Say what you saw. A simple, evaluation-free statement (“You put your shoes on by yourself” or even just “You did it”) tells your child that you noticed. It also lets her take pride in what she did. In other cases, a more elaborate description may make sense. If your child draws a picture, you might provide feedback – not judgment – about what you noticed: “This mountain is huge!” “Boy, you sure used a lot of purple today!”
If a child does something caring or generous, you might gently draw his attention to the effect of his action on the other person: “Look at Abigail’s face! She seems pretty happy now that you gave her some of your snack.” This is completely different from praise, where the emphasis is on how you feel about her sharing
Talk less, ask more. Even better than descriptions are questions. Why tell him what part of his drawing impressed you when you can ask him what he likes best about it? Asking “What was the hardest part to draw?” or “How did you figure out how to make the feet the right size?” is likely to nourish his interest in drawing. Saying “Good job!” as we’ve seen, may have exactly the opposite effect.

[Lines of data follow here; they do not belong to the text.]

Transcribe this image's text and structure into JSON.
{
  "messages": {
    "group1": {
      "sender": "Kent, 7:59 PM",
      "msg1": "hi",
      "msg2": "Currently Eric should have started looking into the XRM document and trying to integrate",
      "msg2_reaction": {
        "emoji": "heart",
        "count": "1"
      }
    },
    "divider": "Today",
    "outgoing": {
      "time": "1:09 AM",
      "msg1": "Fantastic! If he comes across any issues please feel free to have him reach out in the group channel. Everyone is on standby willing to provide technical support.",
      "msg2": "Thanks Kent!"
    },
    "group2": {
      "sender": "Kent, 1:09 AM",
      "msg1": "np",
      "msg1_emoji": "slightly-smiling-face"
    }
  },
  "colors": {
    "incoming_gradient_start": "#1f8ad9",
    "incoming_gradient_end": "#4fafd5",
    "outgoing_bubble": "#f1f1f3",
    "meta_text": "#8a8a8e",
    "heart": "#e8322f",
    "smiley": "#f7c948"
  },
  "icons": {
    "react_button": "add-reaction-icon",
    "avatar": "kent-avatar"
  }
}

Kids constantly want to impress teachers or parents, and we need to take caution in not abusing this idolizing. We’re bombarded everyday with, “look what I can do or look what I just did,” and it is easy to just say, “good job or that’s great!” But as loving adults in a child’s life we don’t want to take away their pleasure in self-discovery, nor do we want to cut them sort on their own entitlement of self-accomplishment.
And with the child who is “goofing off “ during violin class; we need to revaluate why he acting this way, instead of the father and teacher wanting to find a convenient obedient short cut. Is he behaving this way because violin class does not provide the movement he needs, as a five-year old boy? Is it because he is not interested in sitting for thirty minutes and is searching for alternative ways to interact? At least this is looking at the needs of the child, rather than advocating for bribery or buttering him with praise, to curve an undesired behavior. This is a quick, convenient, remedial approach that will wear out in due time. Instead of the approach of bribery why not take the time out, to simply ask the child if he wants to continue to go to violin class.
In short, praise is a quick fix solution that does not support self-autonomy and confidence, but rather places judgment. Surely we don’t want this sort of influence on kids, when they are the leaders of tomorrow.